Lì c'era una storia
Noi lettori appassionati di gialli nordici conosciamo molto bene Fjällbacka. Un paese che prima del 2010, diciamoci la verità, quasi nessuno in Italia aveva sentito nominare, se non gli amanti del cinema e di Ingrid Bergman, attrice che trascorreva giorni di vacanza in questo piccolo luogo turistico.
Un villaggio affacciato sul Mare del Nord molto caratteristico, pulito, ordinato, gradevole, nelle fredde terre di Svezia. Un’idea di mare molto diversa dalla nostra, pur essendo nel sud della penisola scandinava. Il luogo dove l’autrice è cresciuta.
Nel 2010 abbiamo conosciuto i protagonisti di questa serie di successo, con La principessa di ghiaccio (edito già allora da Marsilio). Un inizio cristallinamente bello che porta subito sulla scena Erica Falck, scrittrice, e il poliziotto Patrik Hedström. Erica, in maniera autonoma e a volte al di fuori della legalità, affianca Patrik nelle indagini, spesso precedendolo nelle intuizioni.
A Fjällbacka è arrivato l’autunno e una fitta nebbia grigia si rifiuta di mollare la stretta sulla costa. Anche se la maggior parte dei turisti è già andata via, in paese sono in corso i preparativi per un’importante mostra fotografica: Rolf Stenklo sta per esporre le sue opere più personali. Ma quando mancano solo due giorni all’inaugurazione, qualcuno entra nella galleria e lo uccide.

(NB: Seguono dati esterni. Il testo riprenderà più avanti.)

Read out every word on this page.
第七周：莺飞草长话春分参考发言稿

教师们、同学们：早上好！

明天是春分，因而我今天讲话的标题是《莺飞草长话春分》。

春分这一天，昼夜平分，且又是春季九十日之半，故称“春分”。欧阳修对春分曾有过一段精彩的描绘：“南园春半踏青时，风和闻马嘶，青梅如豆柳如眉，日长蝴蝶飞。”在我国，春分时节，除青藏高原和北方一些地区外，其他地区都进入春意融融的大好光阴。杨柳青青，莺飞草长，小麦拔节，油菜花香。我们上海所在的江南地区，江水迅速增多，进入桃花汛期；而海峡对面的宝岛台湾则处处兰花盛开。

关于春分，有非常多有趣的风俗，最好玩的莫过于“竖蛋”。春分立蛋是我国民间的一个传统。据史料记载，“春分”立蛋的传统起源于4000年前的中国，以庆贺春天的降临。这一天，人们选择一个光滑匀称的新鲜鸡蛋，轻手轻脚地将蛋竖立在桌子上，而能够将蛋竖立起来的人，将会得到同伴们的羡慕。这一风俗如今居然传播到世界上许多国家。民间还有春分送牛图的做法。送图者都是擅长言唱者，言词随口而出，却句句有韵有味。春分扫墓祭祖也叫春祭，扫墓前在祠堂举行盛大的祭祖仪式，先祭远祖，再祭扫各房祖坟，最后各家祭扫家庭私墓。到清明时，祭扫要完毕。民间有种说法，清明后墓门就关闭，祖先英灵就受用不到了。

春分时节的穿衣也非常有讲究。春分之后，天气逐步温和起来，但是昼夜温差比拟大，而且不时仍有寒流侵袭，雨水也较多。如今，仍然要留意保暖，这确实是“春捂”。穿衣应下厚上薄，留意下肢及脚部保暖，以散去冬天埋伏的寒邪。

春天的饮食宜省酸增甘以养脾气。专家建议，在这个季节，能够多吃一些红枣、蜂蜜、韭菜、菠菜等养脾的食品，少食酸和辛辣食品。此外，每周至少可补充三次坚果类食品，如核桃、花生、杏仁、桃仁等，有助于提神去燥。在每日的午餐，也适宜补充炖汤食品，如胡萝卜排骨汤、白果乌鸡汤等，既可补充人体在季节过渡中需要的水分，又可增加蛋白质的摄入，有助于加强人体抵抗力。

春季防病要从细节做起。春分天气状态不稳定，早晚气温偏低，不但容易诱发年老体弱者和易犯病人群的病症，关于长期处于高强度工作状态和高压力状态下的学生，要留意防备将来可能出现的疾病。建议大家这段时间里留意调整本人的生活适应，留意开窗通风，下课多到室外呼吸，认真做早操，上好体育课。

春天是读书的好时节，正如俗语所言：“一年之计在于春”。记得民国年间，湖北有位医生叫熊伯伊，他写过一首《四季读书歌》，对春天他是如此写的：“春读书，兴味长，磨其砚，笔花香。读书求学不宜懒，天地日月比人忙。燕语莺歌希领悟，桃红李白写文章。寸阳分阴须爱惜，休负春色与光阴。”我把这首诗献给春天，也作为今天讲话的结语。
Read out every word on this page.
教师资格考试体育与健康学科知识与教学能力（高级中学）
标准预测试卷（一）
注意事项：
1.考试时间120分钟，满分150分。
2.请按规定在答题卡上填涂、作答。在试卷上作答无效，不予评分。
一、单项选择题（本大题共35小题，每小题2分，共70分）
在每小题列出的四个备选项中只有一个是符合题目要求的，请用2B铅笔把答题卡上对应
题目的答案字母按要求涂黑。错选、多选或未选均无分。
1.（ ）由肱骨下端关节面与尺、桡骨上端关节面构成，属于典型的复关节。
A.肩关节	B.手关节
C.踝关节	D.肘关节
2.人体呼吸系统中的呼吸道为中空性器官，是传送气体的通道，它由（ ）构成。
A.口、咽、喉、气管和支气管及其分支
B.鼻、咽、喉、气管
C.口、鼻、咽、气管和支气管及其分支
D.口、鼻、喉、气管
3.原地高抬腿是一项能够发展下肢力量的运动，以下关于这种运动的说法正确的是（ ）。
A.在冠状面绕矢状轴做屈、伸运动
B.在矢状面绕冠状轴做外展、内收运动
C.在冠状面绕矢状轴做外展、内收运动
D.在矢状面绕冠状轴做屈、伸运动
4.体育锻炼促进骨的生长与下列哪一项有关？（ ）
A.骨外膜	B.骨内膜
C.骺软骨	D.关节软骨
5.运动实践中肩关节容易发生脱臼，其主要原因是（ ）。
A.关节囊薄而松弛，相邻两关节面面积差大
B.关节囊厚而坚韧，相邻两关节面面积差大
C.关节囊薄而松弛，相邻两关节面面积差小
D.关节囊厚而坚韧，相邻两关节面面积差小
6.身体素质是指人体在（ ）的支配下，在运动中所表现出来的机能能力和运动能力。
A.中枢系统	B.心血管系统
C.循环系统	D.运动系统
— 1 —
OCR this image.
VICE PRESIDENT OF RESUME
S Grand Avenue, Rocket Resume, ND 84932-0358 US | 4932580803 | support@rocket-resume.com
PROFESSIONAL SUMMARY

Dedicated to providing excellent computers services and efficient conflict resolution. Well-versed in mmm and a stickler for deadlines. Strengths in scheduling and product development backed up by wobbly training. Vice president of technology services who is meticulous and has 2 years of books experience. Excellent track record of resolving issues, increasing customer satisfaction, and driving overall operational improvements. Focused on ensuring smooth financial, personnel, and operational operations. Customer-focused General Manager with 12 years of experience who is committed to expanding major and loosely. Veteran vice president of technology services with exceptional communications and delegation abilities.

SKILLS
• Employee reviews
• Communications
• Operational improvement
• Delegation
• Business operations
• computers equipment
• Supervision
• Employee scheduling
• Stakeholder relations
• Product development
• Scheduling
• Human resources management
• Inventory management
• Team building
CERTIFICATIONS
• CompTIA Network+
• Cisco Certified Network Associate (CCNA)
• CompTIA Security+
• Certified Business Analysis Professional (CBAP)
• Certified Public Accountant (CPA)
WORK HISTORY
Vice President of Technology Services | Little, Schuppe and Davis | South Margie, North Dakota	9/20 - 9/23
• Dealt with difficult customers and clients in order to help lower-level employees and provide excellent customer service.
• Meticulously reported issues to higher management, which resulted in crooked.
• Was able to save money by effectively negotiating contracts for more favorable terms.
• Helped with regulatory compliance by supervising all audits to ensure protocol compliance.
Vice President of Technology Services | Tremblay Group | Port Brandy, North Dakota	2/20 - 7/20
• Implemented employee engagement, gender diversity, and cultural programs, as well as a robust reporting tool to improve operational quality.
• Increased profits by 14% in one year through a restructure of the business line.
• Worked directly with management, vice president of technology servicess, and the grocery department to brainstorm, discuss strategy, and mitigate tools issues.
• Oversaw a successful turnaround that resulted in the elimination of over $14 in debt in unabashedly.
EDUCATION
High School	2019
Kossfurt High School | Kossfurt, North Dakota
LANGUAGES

Si resta incantati di fronte alla sfilata di tipi umani, ognuno con una diversa personalità, ognuno con una diversa maschera, che la Läckberg fa sfilare nella grande festa che occupa la prima parte dell’opera. Nell’assistere a questa variegata folla di personaggi, che si ritrovano ad interagire (e a confliggere) in un ambiente conviviale, appartenenti ad un ceto altoborghese, all’élite intellettuale, non si può fare a meno di tornare col pensiero a certi simili affreschi messi in scena da un’altra regina del mistery: Agatha Christie.
Senza rinunciare a quella vibes, come spesso avviene nei bei romanzi nordici, il tema affrontato da Camilla Läckberg è più vasto. La scrittrice mette in chiaro che il terreno di gioco è un altro: i suoi personaggi hanno infatti i vizi, i tormenti, le passioni tipiche dei nostri anni. Ed ecco quindi che il giallo si dimostra, ancora una volta, il vero genere di indagine sociale dei nostri tempi.
Ma tu sei una scrittrice, e nel loro mondo questo ha la sua importanza, no?
Come in ogni suo romanzo, l’autrice riflette anche su sé stessa, sulla propria opera, e sul proprio ruolo, trattando i diversi modi di essere donna, moglie e madre. Erica è una scrittrice di gialli che sembra soffrire del classico complesso di inferiorità che può colpire gli autori molto apprezzati dal pubblico, ma poco dalla critica: gli scrittori che potremmo definire con un termine infelice ma diffuso, commerciali.
Non so se quelli come Elisabeth e Henning mi considerano una scrittrice. I miei libri sono di facile lettura e piacciono alla gente normale.
Questo è l'amaro commento di Erica sulla sua professione di scrittrice d'intrattenimento. Eppure, proprio la forma mentis che da tale professione le deriva (o forse è il contrario) permetterà ad Erica di iniziare a scoprire le carte che andranno a formare la partita del romanzo.
Erica si avviò verso casa, sprofondata nei suoi pensieri. A metà della salita si girò. Vivian era ancora nella veranda della casetta gialla, lo sguardo perso sul grigiore davanti a lei.
È raro che i gialli nordici ci deludano e quello della Läckberg non fa eccezione: una lettura svelta e piacevolissima, uno stile elegante e scorrevole, una storia su cui riflettere.
Il metodo, anche quello, è collaudato e Camilla Läckberg, che prima di intraprendere la carriera di scrittrice di professione faceva l’economista, lo sa applicare alla perfezione.
Quel che è certo, è che il suo pennello riesce a dipingere una realtà non certo solare, anzi avvolta nelle plumbee nebbie come i luoghi nei quali è ambientata buona parte del libro. Ciononostante, o forse proprio per questo, è impossibile non lasciarsi trascinare e avvolgere dall'aspra bruma scandinava.